Our current Access Array System covers the same regions that would be screened using conventional Sanger sequencing, and therefore the number of variants identified would be no larger than that identified after Sanger sequencing. The SureSelect Target Enrichment System design also included genes in cholesterol metabolism pathways and regions of APOB and PCSK9 outside those known to be causative of FH. To establish the pathogenicity of such variants, further in silico and experimental analyses will be required. For detection of variants outside known FH-causing genes or gene regions, we focused on variants that are rare (minor allele frequency < 0.01), are probably pathogenic (i.e., located in coding regions, promoters, and exon/intron boundaries), and are present only in individuals without an existing molecular diagnosis of FH. Using these filters, we were left with a manageable list of variants (<10) that we decided to follow up. When screening larger regions in more patients, the identification of large numbers of variants of unknown significance will necessitate further extensive family segregation and functional assays. However, the increase of data available in public databases and improvements of bioinformatics tools will allow more efficient filtering of variants than is available at present.

Statin-induced myopathy

Previous published data on larger cohorts show an odds ratio of 4.5 for association of rs4149056 with myopathy,32 and on that basis, guidelines have recommended avoiding higher doses of simvastatin in heterozygotes or homozygotes for rs4149056.33 Association testing restricted to more severe side effects (transaminases or creatine kinase greater than three times the upper limit of normal) was not informative in our cohort due to the small sample size. However, less-severe patient-reported adverse effects to statin treatment such as myalgia have an effect on patient adherence to treatment in this high-risk population. Therefore, the association identified here between SLCO1B1 genotype and a wider range of milder adverse effects in this lipid clinic cohort gives an insight into the potential benefits of prospective genotyping before the initiation of statin treatment.

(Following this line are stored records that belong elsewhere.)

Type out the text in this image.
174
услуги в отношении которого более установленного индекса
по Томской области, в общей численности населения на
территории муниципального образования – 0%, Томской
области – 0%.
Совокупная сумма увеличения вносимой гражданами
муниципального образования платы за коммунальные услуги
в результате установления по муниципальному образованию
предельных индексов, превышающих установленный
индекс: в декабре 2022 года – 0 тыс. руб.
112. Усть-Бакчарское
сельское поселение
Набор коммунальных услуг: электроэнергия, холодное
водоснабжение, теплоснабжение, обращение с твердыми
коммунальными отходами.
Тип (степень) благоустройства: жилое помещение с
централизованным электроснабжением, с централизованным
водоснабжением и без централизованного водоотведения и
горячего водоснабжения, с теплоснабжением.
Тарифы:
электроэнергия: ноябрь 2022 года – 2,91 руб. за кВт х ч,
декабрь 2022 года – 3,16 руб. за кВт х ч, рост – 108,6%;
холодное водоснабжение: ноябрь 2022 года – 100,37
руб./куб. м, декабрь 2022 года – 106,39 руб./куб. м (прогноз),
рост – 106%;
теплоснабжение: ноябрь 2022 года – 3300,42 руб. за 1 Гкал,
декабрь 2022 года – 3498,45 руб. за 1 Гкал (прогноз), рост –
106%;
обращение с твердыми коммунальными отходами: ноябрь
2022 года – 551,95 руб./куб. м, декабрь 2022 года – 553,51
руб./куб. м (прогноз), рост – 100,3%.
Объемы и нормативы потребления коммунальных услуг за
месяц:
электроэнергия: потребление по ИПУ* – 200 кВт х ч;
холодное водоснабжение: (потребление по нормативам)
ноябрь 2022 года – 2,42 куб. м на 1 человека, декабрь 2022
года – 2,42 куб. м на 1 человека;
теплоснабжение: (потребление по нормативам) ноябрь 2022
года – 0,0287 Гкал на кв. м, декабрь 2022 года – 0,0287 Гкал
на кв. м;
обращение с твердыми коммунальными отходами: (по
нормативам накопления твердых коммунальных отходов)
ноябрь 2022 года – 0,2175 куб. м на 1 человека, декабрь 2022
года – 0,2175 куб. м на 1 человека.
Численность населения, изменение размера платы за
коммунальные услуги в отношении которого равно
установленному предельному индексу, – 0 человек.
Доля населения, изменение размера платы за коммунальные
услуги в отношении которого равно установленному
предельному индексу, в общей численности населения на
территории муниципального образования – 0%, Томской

In conclusion, we have shown the potential utility of sequence target enrichment methods in combination with NGS in molecular diagnostics of FH. Owing to the comprehensive coverage, SureSelect Target Enrichment System protocols (either whole-exome or region-specific) may provide the most benefit for studies that aim to identify novel disease-causing genes and for diseases for which the number of genes needing to be screened is very large. In FH diagnostics for which <5 genes need to be analyzed, PCR-based enrichment techniques offer more streamlined protocols that provide high sensitivity for mutation detection and may offer an affordable option for clinical screening of large numbers of patients with suspected FH. If adopted, greater numbers of FH patients and their relatives may potentially benefit from early diagnosis and treatment.

Disclosure

The authors declare no conflict of interest.